Everard leaned farther forward and caught her hands in his. She clung. Hers were cold. “Don’t be afraid, Wanda,” he urged. “Yes, it is terrifying. It could turn out that you and I never had this talk today, that we and our whole world never were, not even a dream in somebody’s sleep. It’s harder to imagine and harder to take than the idea of personal annihilation when we die. How well I know. But it isn’t going to be, Wanda. Castelar is a fluke. By a freak of chance, he got hold of a timecycle and learned how to operate it. Well, he’s one man alone, otherwise ignorant; he barely escaped from here last night; the Patrol is on his trail. We’ll nail him, Wanda, and repair any damage he may have done. That’s what we’re for. Our record is pretty damn good, if I do say so myself. And I do.”

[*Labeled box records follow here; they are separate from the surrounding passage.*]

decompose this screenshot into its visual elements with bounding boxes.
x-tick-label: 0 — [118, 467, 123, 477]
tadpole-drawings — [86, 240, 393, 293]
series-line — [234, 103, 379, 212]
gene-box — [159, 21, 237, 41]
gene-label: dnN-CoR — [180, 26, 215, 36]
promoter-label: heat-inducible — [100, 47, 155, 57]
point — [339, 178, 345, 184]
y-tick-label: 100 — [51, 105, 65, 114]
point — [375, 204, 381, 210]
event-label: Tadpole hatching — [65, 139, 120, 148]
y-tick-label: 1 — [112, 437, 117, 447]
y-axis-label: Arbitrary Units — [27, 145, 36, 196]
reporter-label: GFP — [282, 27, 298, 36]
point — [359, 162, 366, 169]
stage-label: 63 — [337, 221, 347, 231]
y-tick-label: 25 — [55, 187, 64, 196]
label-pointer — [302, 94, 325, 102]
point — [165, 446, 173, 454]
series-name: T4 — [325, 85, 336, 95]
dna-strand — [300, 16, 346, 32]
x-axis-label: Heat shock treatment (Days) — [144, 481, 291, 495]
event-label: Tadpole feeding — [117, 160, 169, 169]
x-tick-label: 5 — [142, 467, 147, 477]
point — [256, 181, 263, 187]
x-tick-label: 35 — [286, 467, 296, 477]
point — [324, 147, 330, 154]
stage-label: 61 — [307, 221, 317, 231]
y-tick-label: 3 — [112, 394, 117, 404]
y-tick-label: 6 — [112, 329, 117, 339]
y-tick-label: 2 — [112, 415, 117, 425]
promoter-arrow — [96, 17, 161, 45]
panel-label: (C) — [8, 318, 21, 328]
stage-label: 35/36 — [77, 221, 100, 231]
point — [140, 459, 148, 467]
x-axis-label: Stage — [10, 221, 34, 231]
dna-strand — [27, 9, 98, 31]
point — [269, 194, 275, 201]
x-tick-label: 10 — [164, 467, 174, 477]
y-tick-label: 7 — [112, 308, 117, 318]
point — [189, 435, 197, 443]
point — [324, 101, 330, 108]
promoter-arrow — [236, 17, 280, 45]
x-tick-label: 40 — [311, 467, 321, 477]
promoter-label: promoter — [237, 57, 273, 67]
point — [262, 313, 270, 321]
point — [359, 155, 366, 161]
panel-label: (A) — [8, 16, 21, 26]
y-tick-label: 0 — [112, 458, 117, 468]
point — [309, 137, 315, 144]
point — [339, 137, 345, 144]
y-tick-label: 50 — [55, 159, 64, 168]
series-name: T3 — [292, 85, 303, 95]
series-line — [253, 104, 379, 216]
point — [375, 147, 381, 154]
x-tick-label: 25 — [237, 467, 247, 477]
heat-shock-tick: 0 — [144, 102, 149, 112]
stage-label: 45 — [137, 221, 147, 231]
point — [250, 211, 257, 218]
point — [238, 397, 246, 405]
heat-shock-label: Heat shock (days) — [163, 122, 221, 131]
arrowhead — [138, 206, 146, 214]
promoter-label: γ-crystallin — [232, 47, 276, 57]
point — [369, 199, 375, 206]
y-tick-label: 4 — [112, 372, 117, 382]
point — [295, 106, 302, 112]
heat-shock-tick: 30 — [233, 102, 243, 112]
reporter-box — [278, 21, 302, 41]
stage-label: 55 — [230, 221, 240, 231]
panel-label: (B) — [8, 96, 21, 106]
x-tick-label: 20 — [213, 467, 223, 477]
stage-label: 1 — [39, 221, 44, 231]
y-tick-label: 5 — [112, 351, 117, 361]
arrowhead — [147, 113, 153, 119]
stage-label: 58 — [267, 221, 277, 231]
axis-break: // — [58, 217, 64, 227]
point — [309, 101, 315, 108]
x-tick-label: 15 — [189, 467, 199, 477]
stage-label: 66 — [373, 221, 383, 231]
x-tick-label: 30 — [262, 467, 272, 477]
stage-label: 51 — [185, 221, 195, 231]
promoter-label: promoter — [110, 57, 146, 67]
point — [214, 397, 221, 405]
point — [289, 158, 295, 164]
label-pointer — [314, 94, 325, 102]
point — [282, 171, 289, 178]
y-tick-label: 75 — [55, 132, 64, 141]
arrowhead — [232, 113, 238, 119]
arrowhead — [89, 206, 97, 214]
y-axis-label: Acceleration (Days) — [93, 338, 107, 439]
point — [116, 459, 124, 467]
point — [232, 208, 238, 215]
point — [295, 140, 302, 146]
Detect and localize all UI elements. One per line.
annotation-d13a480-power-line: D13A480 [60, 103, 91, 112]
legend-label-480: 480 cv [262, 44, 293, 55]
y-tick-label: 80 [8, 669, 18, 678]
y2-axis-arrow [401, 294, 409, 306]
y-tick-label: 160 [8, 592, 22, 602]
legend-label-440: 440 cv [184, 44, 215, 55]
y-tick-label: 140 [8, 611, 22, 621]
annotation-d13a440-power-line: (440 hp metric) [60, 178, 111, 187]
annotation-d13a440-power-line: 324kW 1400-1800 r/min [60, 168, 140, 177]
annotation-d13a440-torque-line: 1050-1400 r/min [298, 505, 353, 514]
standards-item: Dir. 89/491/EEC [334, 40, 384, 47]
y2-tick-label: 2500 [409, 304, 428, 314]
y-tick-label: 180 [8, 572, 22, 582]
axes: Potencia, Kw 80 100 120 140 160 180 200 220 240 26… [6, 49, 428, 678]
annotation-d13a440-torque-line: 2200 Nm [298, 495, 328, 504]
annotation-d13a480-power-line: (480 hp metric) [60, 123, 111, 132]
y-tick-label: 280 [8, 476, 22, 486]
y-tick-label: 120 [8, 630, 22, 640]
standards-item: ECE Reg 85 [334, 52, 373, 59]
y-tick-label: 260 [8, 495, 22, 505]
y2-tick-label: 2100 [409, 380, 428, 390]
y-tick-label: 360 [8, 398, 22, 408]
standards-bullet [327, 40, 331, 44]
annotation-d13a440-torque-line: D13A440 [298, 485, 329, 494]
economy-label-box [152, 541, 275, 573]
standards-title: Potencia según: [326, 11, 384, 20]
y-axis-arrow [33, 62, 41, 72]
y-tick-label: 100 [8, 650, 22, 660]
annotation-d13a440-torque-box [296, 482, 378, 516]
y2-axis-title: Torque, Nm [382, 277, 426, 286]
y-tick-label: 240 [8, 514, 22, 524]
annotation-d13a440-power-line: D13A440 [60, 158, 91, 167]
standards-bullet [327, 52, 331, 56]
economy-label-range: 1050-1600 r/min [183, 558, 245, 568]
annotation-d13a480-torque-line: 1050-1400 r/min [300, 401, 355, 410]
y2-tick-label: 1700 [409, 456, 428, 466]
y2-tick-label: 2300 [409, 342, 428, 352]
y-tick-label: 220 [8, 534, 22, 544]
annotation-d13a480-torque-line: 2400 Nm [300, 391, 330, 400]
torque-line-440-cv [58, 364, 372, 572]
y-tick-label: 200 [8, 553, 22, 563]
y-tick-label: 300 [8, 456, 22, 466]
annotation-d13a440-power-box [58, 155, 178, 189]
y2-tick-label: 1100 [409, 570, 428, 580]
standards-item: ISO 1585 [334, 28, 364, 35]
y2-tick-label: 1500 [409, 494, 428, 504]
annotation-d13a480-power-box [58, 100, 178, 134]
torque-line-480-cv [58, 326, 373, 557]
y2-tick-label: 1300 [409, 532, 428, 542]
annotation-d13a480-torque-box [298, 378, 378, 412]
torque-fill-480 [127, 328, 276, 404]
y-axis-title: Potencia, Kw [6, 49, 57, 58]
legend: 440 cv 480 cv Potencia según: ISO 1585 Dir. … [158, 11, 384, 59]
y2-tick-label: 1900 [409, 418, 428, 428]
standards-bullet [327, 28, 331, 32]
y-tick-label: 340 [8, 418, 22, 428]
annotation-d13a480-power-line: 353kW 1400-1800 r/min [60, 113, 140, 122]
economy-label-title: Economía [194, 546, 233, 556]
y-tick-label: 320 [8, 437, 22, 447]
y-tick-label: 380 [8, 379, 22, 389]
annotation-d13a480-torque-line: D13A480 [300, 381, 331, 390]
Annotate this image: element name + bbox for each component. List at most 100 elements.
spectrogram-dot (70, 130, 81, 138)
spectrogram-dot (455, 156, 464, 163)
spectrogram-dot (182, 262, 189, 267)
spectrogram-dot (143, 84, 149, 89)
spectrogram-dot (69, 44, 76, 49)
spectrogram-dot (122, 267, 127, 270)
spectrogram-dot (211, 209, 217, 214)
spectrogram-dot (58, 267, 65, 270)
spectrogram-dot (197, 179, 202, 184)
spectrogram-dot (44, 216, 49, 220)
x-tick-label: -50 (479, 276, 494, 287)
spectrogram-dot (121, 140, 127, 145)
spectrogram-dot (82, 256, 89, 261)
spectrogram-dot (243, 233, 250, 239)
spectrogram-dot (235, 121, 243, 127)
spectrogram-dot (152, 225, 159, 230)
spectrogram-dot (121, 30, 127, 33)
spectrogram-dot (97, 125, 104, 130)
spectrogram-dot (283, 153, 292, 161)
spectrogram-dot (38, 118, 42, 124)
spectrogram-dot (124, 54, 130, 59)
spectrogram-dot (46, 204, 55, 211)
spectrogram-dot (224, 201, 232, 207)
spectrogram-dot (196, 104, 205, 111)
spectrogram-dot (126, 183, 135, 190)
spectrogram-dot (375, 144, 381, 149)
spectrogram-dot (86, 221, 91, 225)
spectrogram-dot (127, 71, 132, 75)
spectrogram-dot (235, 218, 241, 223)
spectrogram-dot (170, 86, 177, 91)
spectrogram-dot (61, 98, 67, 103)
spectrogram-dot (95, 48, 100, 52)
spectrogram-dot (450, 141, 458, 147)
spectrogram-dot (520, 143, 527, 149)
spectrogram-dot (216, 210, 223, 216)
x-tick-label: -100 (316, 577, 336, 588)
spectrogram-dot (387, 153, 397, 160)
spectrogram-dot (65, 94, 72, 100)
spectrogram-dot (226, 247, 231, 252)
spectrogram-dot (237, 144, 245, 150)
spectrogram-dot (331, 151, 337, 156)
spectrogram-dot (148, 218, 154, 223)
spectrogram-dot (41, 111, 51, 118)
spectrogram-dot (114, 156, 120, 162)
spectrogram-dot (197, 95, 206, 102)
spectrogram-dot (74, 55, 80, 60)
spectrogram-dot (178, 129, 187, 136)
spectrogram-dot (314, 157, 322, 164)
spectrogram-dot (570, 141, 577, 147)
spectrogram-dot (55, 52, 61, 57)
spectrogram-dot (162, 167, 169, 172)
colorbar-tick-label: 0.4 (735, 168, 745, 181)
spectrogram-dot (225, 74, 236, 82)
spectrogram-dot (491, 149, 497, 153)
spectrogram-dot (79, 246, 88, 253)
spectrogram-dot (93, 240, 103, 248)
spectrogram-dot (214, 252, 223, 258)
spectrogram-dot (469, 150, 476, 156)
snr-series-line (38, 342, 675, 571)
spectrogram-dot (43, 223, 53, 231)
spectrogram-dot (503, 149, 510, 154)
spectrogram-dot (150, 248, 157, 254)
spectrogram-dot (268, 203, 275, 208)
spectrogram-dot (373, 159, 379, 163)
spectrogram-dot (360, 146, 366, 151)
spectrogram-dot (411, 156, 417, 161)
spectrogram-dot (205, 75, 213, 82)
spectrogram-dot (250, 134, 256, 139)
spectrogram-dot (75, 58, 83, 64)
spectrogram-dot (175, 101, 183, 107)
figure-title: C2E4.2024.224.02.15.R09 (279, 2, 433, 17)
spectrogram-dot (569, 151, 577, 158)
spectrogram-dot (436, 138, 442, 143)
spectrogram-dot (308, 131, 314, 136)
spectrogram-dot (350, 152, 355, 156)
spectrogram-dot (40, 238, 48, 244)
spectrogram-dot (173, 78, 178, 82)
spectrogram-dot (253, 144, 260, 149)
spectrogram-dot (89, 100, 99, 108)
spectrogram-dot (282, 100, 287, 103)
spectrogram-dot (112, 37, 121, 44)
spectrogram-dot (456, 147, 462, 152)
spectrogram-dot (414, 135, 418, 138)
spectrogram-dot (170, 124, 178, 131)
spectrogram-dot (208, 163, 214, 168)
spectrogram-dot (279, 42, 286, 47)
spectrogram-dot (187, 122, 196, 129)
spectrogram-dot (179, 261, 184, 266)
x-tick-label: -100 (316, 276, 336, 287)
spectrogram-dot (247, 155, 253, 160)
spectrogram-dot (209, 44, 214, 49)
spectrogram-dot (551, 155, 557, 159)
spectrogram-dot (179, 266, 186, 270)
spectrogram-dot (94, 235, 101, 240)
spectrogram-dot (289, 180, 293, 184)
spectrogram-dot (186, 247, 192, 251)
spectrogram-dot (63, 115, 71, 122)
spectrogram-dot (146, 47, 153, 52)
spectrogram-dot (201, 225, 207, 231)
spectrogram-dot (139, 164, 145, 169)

She gulped. “Okay, I believe you, Manse.” He felt warmth begin returning to the fingers between his.
“Good girl. You’re helping us a lot, you know. Your account of your experience was excellent, full of clues to what he’ll try next. I expect to gather more hints as new questions occur to me. Quite likely you’ll have suggestions of your own.”
Further reassurance: “That’s why I’m being this open with you. As I told you earlier, ordinarily it’s forbidden to reveal to outsiders that time travel goes on. More than forbidden; we’re conditioned against it, we’re unable to. But these are rather special circumstances, and I’m what they call an Unattached agent, with authority to waive the rules.”